For each hand, the dealer would deal the cards clockwise around the table one card at a time beginning with the player to his or her left and continuing until each player had the proper number of cards for that hand.

Then each player would look at her or his cards and bid the number of tricks the player thought that she or he would take in that hand. The player to the left of the dealer would bid first, and each player in turn moving clockwise around the table would make a bid. One player would write down all of the bids.

The last player to bid would be the dealer, and the total of all of the bids couldn't equal the total number of tricks in the hand. So the dealer was sometime stuck making a lower or higher bid than he or she wanted to.

Then the hand would start with the player to the left of the dealer leading the first card, and the rest of the players moving clockwise around the table each playing a card. Each player would have to play a card in the suit that was lead if possible. The player with the highest card of the suit that was lead took the trick and lead to the next trick.

After all of the tricks in a hand had been taken, the number of tricks taken by each player was compared to the bid the player had made. If a player managed to take the exact number of tricks she or he had bid, the player would score 1 point. Otherwise the player would score 0 points.

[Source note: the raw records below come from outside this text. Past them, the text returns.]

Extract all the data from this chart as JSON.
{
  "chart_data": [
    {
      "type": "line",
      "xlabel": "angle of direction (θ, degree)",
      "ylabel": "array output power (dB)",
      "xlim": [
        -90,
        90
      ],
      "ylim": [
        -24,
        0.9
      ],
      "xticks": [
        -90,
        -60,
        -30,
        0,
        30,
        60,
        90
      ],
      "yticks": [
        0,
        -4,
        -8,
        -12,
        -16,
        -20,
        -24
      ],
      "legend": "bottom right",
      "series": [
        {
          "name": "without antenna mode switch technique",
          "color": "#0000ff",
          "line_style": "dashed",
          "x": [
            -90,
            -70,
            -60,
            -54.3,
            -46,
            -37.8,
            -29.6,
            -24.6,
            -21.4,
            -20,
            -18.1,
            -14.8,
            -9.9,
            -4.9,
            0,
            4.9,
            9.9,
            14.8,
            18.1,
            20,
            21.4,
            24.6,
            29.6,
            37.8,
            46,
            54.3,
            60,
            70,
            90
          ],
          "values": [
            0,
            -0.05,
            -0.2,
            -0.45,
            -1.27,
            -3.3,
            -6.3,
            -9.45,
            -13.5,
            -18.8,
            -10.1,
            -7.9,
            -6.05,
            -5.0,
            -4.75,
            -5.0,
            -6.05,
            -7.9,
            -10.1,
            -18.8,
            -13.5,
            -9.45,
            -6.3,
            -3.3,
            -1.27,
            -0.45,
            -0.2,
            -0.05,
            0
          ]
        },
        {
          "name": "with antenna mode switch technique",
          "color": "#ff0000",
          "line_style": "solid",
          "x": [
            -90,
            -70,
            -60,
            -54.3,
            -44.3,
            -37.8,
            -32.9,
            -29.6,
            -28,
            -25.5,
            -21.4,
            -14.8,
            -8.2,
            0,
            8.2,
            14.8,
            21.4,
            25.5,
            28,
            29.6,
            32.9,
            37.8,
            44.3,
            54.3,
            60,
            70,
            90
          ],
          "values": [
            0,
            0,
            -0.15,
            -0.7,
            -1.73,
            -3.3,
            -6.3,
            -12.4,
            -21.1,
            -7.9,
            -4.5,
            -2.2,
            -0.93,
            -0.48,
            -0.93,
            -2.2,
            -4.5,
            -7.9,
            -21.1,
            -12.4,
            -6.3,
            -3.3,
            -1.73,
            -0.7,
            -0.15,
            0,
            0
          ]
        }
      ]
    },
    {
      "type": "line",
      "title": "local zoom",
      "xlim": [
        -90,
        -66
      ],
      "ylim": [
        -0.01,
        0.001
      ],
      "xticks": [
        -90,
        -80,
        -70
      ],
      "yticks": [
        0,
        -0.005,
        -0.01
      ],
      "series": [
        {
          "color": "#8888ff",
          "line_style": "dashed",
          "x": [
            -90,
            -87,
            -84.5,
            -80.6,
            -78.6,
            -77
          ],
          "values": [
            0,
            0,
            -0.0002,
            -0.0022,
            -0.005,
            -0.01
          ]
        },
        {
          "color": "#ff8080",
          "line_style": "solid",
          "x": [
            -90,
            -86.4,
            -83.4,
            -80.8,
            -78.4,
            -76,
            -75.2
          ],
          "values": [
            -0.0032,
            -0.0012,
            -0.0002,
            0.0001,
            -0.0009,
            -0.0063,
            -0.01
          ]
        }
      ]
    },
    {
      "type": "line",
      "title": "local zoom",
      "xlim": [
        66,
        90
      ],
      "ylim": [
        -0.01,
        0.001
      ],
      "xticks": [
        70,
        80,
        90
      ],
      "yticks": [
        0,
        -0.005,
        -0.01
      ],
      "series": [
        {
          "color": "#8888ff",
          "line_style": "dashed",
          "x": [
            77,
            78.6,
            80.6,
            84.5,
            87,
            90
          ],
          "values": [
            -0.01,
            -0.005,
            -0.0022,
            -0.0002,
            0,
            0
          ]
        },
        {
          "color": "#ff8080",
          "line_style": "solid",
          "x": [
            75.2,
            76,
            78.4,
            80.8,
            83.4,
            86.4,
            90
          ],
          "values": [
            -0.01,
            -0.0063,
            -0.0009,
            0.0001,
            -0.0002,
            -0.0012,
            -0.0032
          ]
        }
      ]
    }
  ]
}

At the end of 25 hands, the player with the highest score won the game.

Comparison to Oh Hell

'Oh Hell' is a more complicated game. It is played with a trump card, and a more complex scoring system. There are numerous scoring systems for 'Oh Hell'. The most common seems to be scoring 1 point for each trick taken plus scoring 10 points for taking the exact number of tricks bid.

If I want to get a group of friends together for a game of cards and some snacking and conversation, a simple game like 'Up and Down' appeals to me.